Some vendors of proprietary fonts may only permit their use (and embedding) in EPUBs if the fonts are in some way bound to the particular publication and not available on the user's system for other purposes. EPUB supports a method of font obfuscation (also known as "mangling") for this purpose. Obfuscation of embedded fonts for EPUBs is achieved by modifying the first 1040 bytes using a SHA-1 digest of the publication's unique identifier.
The Open eBook Publication Structure or "OEBPS", originally produced in 1999, was the precursor to OPS.
Version 1.0 of the Publication Structure was created in the winter, spring, and summer of 1999 by the Open eBook Authoring Group.
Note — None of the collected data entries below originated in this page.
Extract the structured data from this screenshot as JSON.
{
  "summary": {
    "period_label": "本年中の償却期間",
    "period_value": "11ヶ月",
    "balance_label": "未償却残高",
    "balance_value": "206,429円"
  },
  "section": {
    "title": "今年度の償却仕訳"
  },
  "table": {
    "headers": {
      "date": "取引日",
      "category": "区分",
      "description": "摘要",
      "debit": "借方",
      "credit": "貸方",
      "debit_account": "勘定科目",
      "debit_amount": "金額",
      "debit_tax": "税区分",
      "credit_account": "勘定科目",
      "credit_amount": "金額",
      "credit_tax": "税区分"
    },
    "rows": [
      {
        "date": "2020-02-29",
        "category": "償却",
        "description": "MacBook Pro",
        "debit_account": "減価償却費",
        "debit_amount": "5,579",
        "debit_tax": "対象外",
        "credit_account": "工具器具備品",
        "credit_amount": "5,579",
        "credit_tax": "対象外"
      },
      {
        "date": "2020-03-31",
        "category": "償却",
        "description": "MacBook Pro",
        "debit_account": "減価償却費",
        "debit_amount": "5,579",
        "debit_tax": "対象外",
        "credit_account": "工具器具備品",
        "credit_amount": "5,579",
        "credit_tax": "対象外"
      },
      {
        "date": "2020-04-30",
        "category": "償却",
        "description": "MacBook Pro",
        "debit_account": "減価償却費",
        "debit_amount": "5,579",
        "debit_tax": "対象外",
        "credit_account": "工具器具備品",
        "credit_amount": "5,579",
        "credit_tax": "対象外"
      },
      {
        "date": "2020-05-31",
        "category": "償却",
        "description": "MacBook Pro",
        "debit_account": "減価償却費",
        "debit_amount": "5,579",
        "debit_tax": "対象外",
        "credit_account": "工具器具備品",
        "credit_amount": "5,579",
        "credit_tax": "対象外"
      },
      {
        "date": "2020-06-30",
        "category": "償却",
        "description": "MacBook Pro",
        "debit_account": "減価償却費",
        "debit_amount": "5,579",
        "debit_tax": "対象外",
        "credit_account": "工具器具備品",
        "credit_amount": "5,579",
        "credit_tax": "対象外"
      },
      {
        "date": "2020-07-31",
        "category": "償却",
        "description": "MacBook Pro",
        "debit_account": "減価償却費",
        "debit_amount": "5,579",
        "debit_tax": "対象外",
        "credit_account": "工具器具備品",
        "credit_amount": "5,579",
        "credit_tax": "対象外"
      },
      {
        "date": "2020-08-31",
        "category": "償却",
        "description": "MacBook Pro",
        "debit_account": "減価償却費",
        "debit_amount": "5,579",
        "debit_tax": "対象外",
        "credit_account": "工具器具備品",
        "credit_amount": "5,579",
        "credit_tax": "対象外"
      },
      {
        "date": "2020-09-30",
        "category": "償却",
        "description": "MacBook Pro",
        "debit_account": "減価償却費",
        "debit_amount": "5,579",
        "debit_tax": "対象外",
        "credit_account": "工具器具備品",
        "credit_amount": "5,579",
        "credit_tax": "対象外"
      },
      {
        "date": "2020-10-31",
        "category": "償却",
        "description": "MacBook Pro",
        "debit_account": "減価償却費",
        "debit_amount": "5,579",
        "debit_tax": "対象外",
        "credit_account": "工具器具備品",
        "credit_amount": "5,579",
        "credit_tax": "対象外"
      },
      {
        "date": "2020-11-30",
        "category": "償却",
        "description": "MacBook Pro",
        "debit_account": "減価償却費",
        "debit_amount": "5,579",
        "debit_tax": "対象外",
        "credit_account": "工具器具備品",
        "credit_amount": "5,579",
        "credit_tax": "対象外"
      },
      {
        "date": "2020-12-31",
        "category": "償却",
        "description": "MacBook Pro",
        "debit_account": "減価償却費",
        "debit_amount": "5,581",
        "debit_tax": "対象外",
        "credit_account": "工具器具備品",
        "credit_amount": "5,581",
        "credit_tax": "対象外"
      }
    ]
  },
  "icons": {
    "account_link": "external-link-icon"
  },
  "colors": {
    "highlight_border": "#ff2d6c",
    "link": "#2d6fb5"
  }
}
Following the release of OEBPS 1.0, the Open eBook Forum (OeBF) was formally incorporated in January 2000. Version 1.0.1, a maintenance release, was brought out in July 2001. OEBPS Version 1.2, incorporating new support for control by content providers over presentation along with other corrections and improvements, was released as a Recommended Specification in August 2002.
EPUB 2 was initially standardized in 2007. EPUB 2.0.1 was approved in 2010.
EPUB, Version 3, was approved as an IDPF Recommendation in October 2011. It is substantially different from EPUB, Version 2. Many existing features are dropped, including the use of the Digital Talking Book DTB_2005 as a document content format. The preferred content format for textual content in EPUB_3 is the XHTML serialization of HTML5. New features include support for rich media and MathML. The talking book functionality is replaced by a more general SMIL-based mechanism for media overlays and support for text-to-speech pronunciation hints.
By September 2014, EPUB 2 was considered obsolete.